In such cases doctors usually have two diagnoses to
- Soft tissue injury (bruising, sprain, ligament damage, tendon damage)
When a fracture is suspected, an x-ray should be taken. Claims can arise when a doctor has not properly examined a patient and decides that they have sustained a soft tissue injury without sending them for an x-ray.
Claims can also arise when an x-ray is not examined properly, a fracture is missed or misreported or the patient is not called back for review of the radiology.
Anyone considering making a claim should, however, be aware that it is not always possible to detect a fracture on an x-ray. Subtle hairline fractures of very small bones can be difficult to detect. There are also areas of the body where x-rays do not always produce clear images. In addition, bruising and swelling can also cloud an x-ray, making it difficult to interpret accurately.
Although some initial failures to detect fractures can be excused as reasonable, there is commonly a duty to follow up an injury where an x-ray was inconclusive. After a few days, once any swelling subsides it is often easier to detect a fracture.
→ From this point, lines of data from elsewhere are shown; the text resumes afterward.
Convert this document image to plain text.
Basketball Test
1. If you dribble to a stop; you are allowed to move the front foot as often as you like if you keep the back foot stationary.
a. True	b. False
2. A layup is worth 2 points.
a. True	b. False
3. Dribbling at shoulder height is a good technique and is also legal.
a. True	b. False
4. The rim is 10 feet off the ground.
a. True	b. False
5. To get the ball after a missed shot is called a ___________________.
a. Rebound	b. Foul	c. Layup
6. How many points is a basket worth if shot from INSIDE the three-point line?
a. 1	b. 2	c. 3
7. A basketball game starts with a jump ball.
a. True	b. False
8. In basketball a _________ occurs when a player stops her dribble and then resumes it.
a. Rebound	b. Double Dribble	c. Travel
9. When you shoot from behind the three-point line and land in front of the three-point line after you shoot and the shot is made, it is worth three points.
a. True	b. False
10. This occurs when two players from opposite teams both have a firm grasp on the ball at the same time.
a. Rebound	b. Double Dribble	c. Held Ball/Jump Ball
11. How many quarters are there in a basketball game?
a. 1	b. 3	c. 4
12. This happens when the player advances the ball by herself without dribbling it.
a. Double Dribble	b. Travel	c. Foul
Failure to follow up a patient’s injury or provide appropriate advice such as ‘return if the injury is still causing pain’ can give rise to a claim.
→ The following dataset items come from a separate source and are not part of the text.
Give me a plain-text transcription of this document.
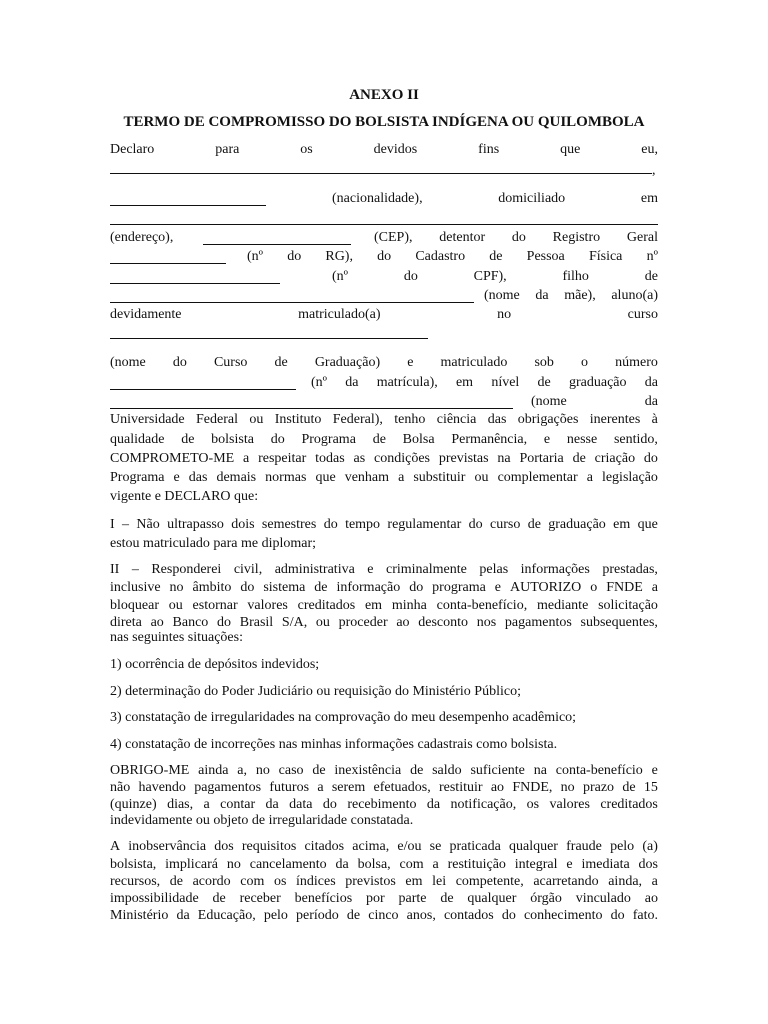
ANEXO II
TERMO DE COMPROMISSO DO BOLSISTA INDÍGENA OU QUILOMBOLA
Declaro	para	os	devidos	fins	que	eu,
,
(nacionalidade),	domiciliado	em
(endereço),	(CEP), detentor do Registro Geral
(nº do RG), do Cadastro de Pessoa Física nº
(nº	do	CPF),	filho	de
(nome da mãe), aluno(a)
devidamente	matriculado(a)	no	curso
(nome do Curso de Graduação) e matriculado sob o número
(nº da matrícula), em nível de graduação da
(nome	da
Universidade Federal ou Instituto Federal), tenho ciência das obrigações inerentes à
qualidade de bolsista do Programa de Bolsa Permanência, e nesse sentido,
COMPROMETO-ME a respeitar todas as condições previstas na Portaria de criação do
Programa e das demais normas que venham a substituir ou complementar a legislação
vigente e DECLARO que:
I – Não ultrapasso dois semestres do tempo regulamentar do curso de graduação em que
estou matriculado para me diplomar;
II – Responderei civil, administrativa e criminalmente pelas informações prestadas,
inclusive no âmbito do sistema de informação do programa e AUTORIZO o FNDE a
bloquear ou estornar valores creditados em minha conta-benefício, mediante solicitação
direta ao Banco do Brasil S/A, ou proceder ao desconto nos pagamentos subsequentes,
nas seguintes situações:
1) ocorrência de depósitos indevidos;
2) determinação do Poder Judiciário ou requisição do Ministério Público;
3) constatação de irregularidades na comprovação do meu desempenho acadêmico;
4) constatação de incorreções nas minhas informações cadastrais como bolsista.
OBRIGO-ME ainda a, no caso de inexistência de saldo suficiente na conta-benefício e
não havendo pagamentos futuros a serem efetuados, restituir ao FNDE, no prazo de 15
(quinze) dias, a contar da data do recebimento da notificação, os valores creditados
indevidamente ou objeto de irregularidade constatada.
A inobservância dos requisitos citados acima, e/ou se praticada qualquer fraude pelo (a)
bolsista, implicará no cancelamento da bolsa, com a restituição integral e imediata dos
recursos, de acordo com os índices previstos em lei competente, acarretando ainda, a
impossibilidade de receber benefícios por parte de qualquer órgão vinculado ao
Ministério da Educação, pelo período de cinco anos, contados do conhecimento do fato.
The effects of a misdiagnosed fracture can range from a few additional weeks of pain to a complete failure of the bone to heal (unite). A broken bone left untreated can also restrict the blood supply to local tissue and if a muscle is not supplied with blood carrying oxygen, it will become damaged and start to die. This is called Avascular Necrosis.
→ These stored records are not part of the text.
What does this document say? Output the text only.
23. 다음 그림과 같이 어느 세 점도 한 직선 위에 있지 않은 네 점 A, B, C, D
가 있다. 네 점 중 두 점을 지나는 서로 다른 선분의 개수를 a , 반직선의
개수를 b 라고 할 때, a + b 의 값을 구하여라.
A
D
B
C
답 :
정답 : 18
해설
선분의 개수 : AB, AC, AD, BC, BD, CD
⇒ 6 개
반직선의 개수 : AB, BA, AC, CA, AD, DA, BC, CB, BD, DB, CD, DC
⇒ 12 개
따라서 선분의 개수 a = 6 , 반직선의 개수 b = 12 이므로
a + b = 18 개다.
Scaphoid fractures (a break in the small bone on the thumb side of the wrist) are notoriously difficult to diagnose; specific views need to be taken on an x-ray if a scaphoid fracture is suspected. They are also renowned for not always showing up on an x-ray if it is taken immediately after the incident. It is usual for a doctor to arrange a follow up appointment within 1 – 2 weeks for a further xray. Failure to do so may be indicative of negligent treatment.
A Scaphoid fracture will be suspected if the doctor carries out a number of tests/examinations on your wrist. The classical sign is tenderness in the anatomical snuff box (the radial aspect of the dorsum of the wrist). They should also try and get you to hyperextend your thumb to examine the tendons and see whether they become obvious. In addition they can look for tenderness of the scaphoid tubercle by extending your wrist with one hand and putting pressure on the scaphoid tuberosity at the proximal wrist crease with the other. If there is no tenderness then a scaphoid fracture is unlikely.
If the doctor did not perform these tests and this led to a delay in diagnosis and treatment of your scaphoid fracture, then you may have a claim and will need to discuss matters with our specialist team. A delay in diagnosis can cause Avascular Necrosis (as mentioned above), scaphoid non-union/delayed union, reduced grip strength and reduced range of motion and may increase the likelihood of you developing osteoarthritis in the joint.
If you believe you have a claim after a misdiagnosis you should contact a member of our medical negligence team for an initial consultation free of charge.
CLAIMANT v PENNINE ACUTE HOSPITALS NHS TRUST
Claimant presented to the Trust after injuring his right knee. The Trust carried out an x-ray which revealed no fracture and the Claimant was sent home with pain killers.
The Trust Casualty Officer failed to examine the Claimant’s quadriceps tendon and failed to diagnose the complete rupture of the quadriceps tendon of his right knee, despite the significant pointers to the nature of this injury. Had the correct diagnosis been made, the Claimant would have been referred for urgent surgery to repair the ruptured quadriceps tendon. These injuries are best treated within a few days of the injury but as a result of the failed diagnosis, surgery was delayed for 5 weeks. It was fortunate for the Claimant that the surgery was still able to obtain a satisfactory repair of the quadriceps tendon, though the Claimant’s subsequent recovery became more difficult than it would have been had surgery been carried out promptly.
Out of court settlement. Damages - £3,250.